What we could learn from John F. Kennedy, Ronald Reagan and George W. Bush

by Klaus Rohrich
Thursday, July 13, 2006

It seems that every 20 years or so social democrats have to relearn the same lessons. Laid out by three american presidents over the last 40-odd years, the lesson is that lower taxes increase government revenue. Voodoo economics? No, it's proven to have worked three different times and each time the results have been the same.

The latest evidence that low taxes are good for the economy is the announcement by the U.S. Treasury Department that U.S. government revenues will be $274 billion higher than anticipated this year and are expected to be $243 billion higher the next year. Despite all the nay saying and hand wringing on the part of american Democrats, the Bush tax cuts have stimulated the economy to the extent that new jobs have been created through increased investment resulting in a corresponding increase in government revenues.

The Dems, of course, see the glass as half full, protesting that only "the rich" are benefiting from the tax cuts. Be that as it may, the increase in government revenues is in large part due to "the rich" paying a lot more in taxes because of their increased investments. But it isn't only "the rich" who benefit. Those with more moderate means are also benefiting in terms of new jobs being more readily available. and, while the poor may not be reaping the rewards of investment income, they also pay the least in taxes.

This phenomenon occurred both in 1962, when John F. Kennedy (Senator Edward Kennedy's smarter brother) instituted the biggest tax cut in american history and again in 1986 when Ronald Reagan cut income and investment taxes to the bone. It's now reoccurring under Bush 43.

Unlike the bold initiatives undertaken by the american president, Canada's Prime Minister has taken a relatively limp-wristed approach to tax relief. This despite the government currently running a $9 billion surplus in tax revenue.
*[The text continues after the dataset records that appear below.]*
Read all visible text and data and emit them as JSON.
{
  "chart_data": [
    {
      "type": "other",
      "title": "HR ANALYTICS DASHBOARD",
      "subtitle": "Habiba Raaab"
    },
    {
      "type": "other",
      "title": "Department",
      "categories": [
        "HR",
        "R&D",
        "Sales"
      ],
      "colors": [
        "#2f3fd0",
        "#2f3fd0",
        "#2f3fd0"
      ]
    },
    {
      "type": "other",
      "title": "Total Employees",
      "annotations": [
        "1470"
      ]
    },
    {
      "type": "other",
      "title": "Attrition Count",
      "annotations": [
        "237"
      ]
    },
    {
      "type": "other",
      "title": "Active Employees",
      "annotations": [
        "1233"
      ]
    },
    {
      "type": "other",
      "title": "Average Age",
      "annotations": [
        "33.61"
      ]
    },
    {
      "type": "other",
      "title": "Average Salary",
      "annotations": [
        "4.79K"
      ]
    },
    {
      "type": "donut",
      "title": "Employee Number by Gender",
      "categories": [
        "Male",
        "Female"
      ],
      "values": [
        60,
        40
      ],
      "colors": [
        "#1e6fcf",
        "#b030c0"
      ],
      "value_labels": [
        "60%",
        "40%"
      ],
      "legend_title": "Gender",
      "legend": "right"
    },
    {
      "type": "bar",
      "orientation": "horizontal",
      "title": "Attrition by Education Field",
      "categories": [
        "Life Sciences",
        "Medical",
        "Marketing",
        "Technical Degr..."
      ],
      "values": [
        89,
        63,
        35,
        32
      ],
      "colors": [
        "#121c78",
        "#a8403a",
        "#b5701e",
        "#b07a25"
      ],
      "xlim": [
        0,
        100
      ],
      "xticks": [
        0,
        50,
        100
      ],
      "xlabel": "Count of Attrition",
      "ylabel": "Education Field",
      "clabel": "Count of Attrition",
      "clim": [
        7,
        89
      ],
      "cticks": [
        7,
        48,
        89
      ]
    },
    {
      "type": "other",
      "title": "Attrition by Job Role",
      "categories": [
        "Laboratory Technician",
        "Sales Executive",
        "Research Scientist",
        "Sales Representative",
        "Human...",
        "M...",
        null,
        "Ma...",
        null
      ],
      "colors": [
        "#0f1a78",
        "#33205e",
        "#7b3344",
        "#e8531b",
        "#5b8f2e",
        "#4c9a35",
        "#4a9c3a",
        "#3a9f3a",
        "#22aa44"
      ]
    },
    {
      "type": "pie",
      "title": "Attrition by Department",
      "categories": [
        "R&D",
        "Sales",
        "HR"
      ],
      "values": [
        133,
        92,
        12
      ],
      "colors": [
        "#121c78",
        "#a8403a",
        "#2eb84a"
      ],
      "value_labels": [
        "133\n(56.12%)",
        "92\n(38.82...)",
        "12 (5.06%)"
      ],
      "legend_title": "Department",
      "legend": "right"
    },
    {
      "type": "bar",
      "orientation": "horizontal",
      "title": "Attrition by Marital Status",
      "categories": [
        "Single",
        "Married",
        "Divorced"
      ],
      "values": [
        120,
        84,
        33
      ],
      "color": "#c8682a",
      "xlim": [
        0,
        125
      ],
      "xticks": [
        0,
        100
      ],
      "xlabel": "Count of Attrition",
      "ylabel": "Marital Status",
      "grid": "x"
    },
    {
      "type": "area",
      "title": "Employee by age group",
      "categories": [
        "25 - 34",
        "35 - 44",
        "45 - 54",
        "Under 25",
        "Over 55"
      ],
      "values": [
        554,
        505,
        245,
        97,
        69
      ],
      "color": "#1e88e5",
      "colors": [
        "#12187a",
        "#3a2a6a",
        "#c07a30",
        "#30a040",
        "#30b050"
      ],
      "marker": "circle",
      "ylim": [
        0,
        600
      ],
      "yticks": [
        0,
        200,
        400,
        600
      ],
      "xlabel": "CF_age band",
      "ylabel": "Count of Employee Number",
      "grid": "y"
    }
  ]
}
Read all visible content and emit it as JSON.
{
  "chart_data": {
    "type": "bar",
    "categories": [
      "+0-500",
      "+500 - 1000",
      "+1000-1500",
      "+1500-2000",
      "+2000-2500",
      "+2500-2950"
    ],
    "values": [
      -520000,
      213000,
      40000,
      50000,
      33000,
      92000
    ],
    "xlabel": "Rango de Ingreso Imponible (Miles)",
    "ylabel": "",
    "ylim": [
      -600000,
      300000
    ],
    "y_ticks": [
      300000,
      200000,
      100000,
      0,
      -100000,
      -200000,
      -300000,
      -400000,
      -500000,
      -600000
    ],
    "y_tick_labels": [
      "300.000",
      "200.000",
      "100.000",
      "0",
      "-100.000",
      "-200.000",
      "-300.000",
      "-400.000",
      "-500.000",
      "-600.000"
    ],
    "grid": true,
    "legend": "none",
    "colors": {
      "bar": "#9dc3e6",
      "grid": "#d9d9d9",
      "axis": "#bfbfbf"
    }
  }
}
The 1% cut in the GST will do little to stimulate economic activity because the savings to each taxpayer are modest in the extreme, while government revenue will decline by about $2.5 billion.

a much more beneficial form of tax relief would have been an across the board income tax cut, particularly since the Fraser institute has established that the average Canadian pays fully 50% of total income in the various taxes imposed by all levels of government. But I suppose that would be going too far for Canadian politicians, no matter what their party affiliations, as Canadians have become so addicted to sucking at the government teat that any politician who suggested massive tax cuts would quickly find himself out of office, if not in the sights of an assassin's weapon.

Canadian values preclude financial success and attach some sort of warped nobility to failure. Just ask Gwyn Morgan, the distinguished Canadian businessman, whose character was assassinated by parliamentary socialists when the Prime Minister proposed that Morgan chair the Public appointments Commission. The reasons cited by those who indicted Morgan were that he had said some disagreeable things about immigration. I think the real reason was that Morgan is a successful businessperson who would be difficult to fool when it comes to getting plum appointments for politicians' friends and those to whom favors are owed.

We like to think of Canada as being Different from the U.S., the un-america, if you will. But I think we are paying one hell of a price in our feeble efforts at maintaining our uniqueness. as a nation we would be much better off if we could learn from Kennedy, Reagan and Bush and rediscover prosperity and self-reliance in the process.